The charity Women's Aid has also expressed concern this year that accusations of parental alienation may lead to a history of an abusive relationship not being given enough weight.
While some campaigners have tried to press for its recognition as a syndrome the charity warned the development of the theory in the US has been highly disputed.
All of this is very challenging for the family courts to manage.
In one case in 2010 which provoked debate a family court ordered a 12-year-old boy should be transferred from living with his mum, to his dad.
Contact with his father had broken down four years previously, but the court battles had lasted most of his life.
An appeal by his mother was turned down.
Then an appeal on behalf of the boy led to him being put into foster care with the aim of building contact with his father before a move.

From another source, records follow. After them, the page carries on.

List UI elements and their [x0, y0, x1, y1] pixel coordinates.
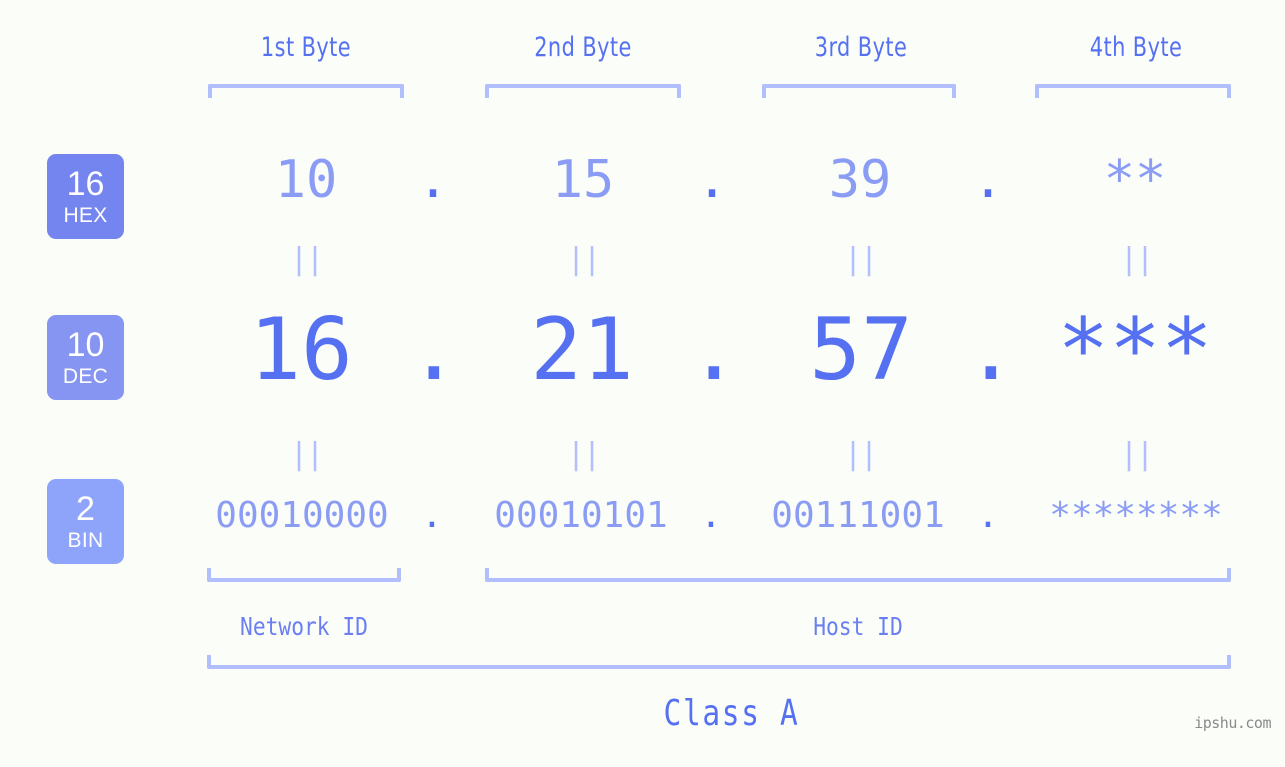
host-id-label: Host ID [813, 612, 903, 641]
hex-byte-1: 10 [274, 150, 338, 210]
base-badge-hex-name: HEX [63, 204, 108, 227]
watermark: ipshu.com [1194, 714, 1271, 732]
equals-mark-hex-dec-1: || [289, 242, 324, 277]
base-badge-bin-name: BIN [67, 529, 104, 552]
hex-byte-2: 15 [551, 150, 615, 210]
byte-bracket-4 [1035, 84, 1231, 98]
base-badge-hex: 16 HEX [47, 154, 124, 239]
network-id-bracket [207, 568, 401, 582]
hex-byte-4: ** [1103, 150, 1167, 210]
equals-mark-hex-dec-4: || [1119, 242, 1154, 277]
dec-byte-1: 16 [249, 300, 353, 400]
class-label: Class A [663, 693, 800, 734]
bin-separator-3: . [977, 495, 999, 536]
hex-separator-1: . [417, 150, 449, 210]
byte-bracket-3 [762, 84, 956, 98]
dec-separator-1: . [408, 300, 460, 400]
bin-byte-2: 00010101 [494, 495, 668, 536]
base-badge-dec-name: DEC [62, 365, 109, 388]
base-badge-hex-number: 16 [66, 165, 105, 203]
hex-separator-2: . [696, 150, 728, 210]
dec-byte-2: 21 [530, 300, 634, 400]
equals-mark-dec-bin-1: || [289, 437, 324, 472]
base-badge-bin: 2 BIN [47, 479, 124, 564]
byte-header-1: 1st Byte [260, 32, 352, 63]
byte-header-2: 2nd Byte [534, 32, 632, 63]
equals-mark-dec-bin-4: || [1119, 437, 1154, 472]
hex-separator-3: . [972, 150, 1004, 210]
byte-bracket-2 [485, 84, 681, 98]
dec-byte-3: 57 [809, 300, 913, 400]
bin-separator-2: . [700, 495, 722, 536]
dec-separator-2: . [688, 300, 740, 400]
network-id-label: Network ID [240, 612, 368, 641]
equals-mark-hex-dec-3: || [843, 242, 878, 277]
class-bracket [207, 655, 1231, 669]
base-badge-bin-number: 2 [76, 490, 95, 528]
byte-bracket-1 [208, 84, 404, 98]
bin-byte-1: 00010000 [215, 495, 389, 536]
byte-header-3: 3rd Byte [814, 32, 908, 63]
byte-header-4: 4th Byte [1089, 32, 1183, 63]
base-badge-dec: 10 DEC [47, 315, 124, 400]
equals-mark-dec-bin-3: || [843, 437, 878, 472]
bin-separator-1: . [421, 495, 443, 536]
equals-mark-hex-dec-2: || [566, 242, 601, 277]
host-id-bracket [485, 568, 1231, 582]
dec-byte-4: *** [1057, 300, 1213, 400]
equals-mark-dec-bin-2: || [566, 437, 601, 472]
bin-byte-3: 00111001 [771, 495, 945, 536]
hex-byte-3: 39 [828, 150, 892, 210]
ip-address-breakdown-diagram: 1st Byte 2nd Byte 3rd Byte 4th Byte 16 H… [0, 0, 1285, 767]
dec-separator-3: . [965, 300, 1017, 400]
base-badge-dec-number: 10 [66, 326, 105, 364]
bin-byte-4: ******** [1049, 495, 1223, 536]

In contact sessions with his father, the boy was described as sitting with his head in his lap, hands over his ears.
The court eventually accepted the order could not be enforced.
The judge was told the father, described as "wholly deserving", was heard sobbing as he left the final contact meeting.
CAFCASS said it hopes its guidelines will help form a basis for social workers to explore what is happening with both parents, rather than attributing blame.
But Sarah Parsons also said it is important not to overlook the lifelong impact where a child is alienated.
"It can be devastating, an adult can look back on childhood and feel misled by trusted parents, adults can have mental health issues, just like any other abuse would result in."